Marcus’s smile didn’t waver. “Prove it.”
She checked the server’s official replay. According to the record, her pawn had moved to D5 three turns earlier. No—she shook her head. She had never made that move. She had fortified D4 precisely to block that knight’s path.
Elena didn’t answer. She was already replaying the final sequence in her head. The moment her bishop had faltered. The turn when his knight had appeared from nowhere, slipping through a gap that shouldn’t have existed. act of aggression cheats
“The log is corrupted.”
The console beeped twice. A soft, polite sound that meant: Your move has been logged.
Elena stared at the board. Her king was cornered, two of her rooks were gone, and her opponent’s pawns had mutated into a creeping wall of iron. She had lost. Not just this match—the entire season. “You cheated,” Elena said quietly
They called it an “act of aggression cheat.” Not because it was violent, but because it attacked the very foundation of the game: the shared reality of what had just happened.
Elena felt a cold stone settle in her stomach. She had heard rumors about high-level players using a new kind of cheat—not code injection, not lag-switching, but timeline cheats . Exploits that didn’t change the present, but rewrote the past. Small edits. A pawn nudged backward. A piece declared captured a turn earlier than it was. The server didn’t flag it as a hack because the server remembered the new version as truth.
That’s not right, she thought.
“The tournament server is quantum-encrypted,” he said, still smiling. “Uncorruptible.”
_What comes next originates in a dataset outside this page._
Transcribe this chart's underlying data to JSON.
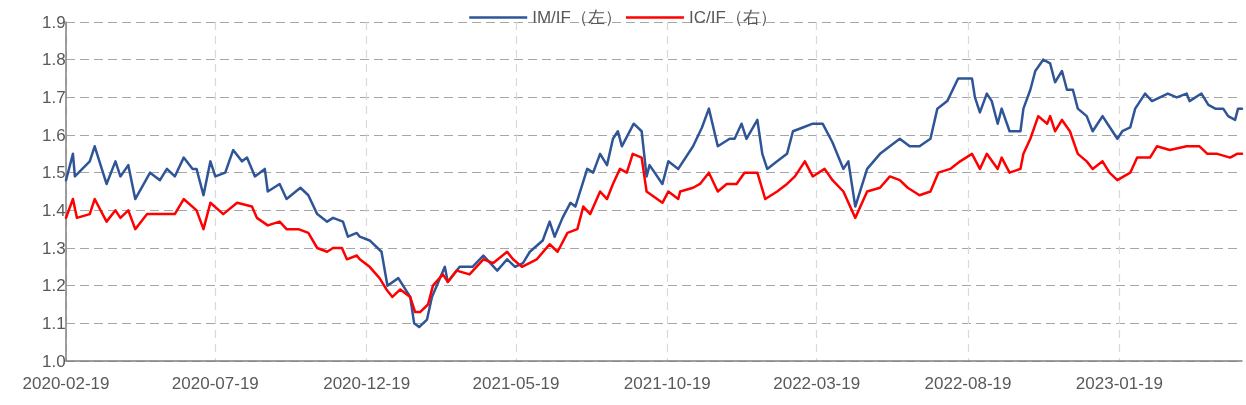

The console beeped twice. Your move has been logged. But she had no move left. The cheat had already moved for her—backward in time, where no defense could reach.
She pulled up the match log on her wrist-comm. Move 34: Marcus’s knight from C6 to E5. She scanned the board geometry. C6 to E5 was legal—if the square in between was empty. But it hadn’t been. She had a pawn on D4. A pawn that, in her memory, had been there until the moment it wasn’t. According to the record, her pawn had moved
Across the table, Marcus smiled. It was a small, tidy smile, the kind you see on accountants and funeral directors. “Checkmate,” he said. “Good game.”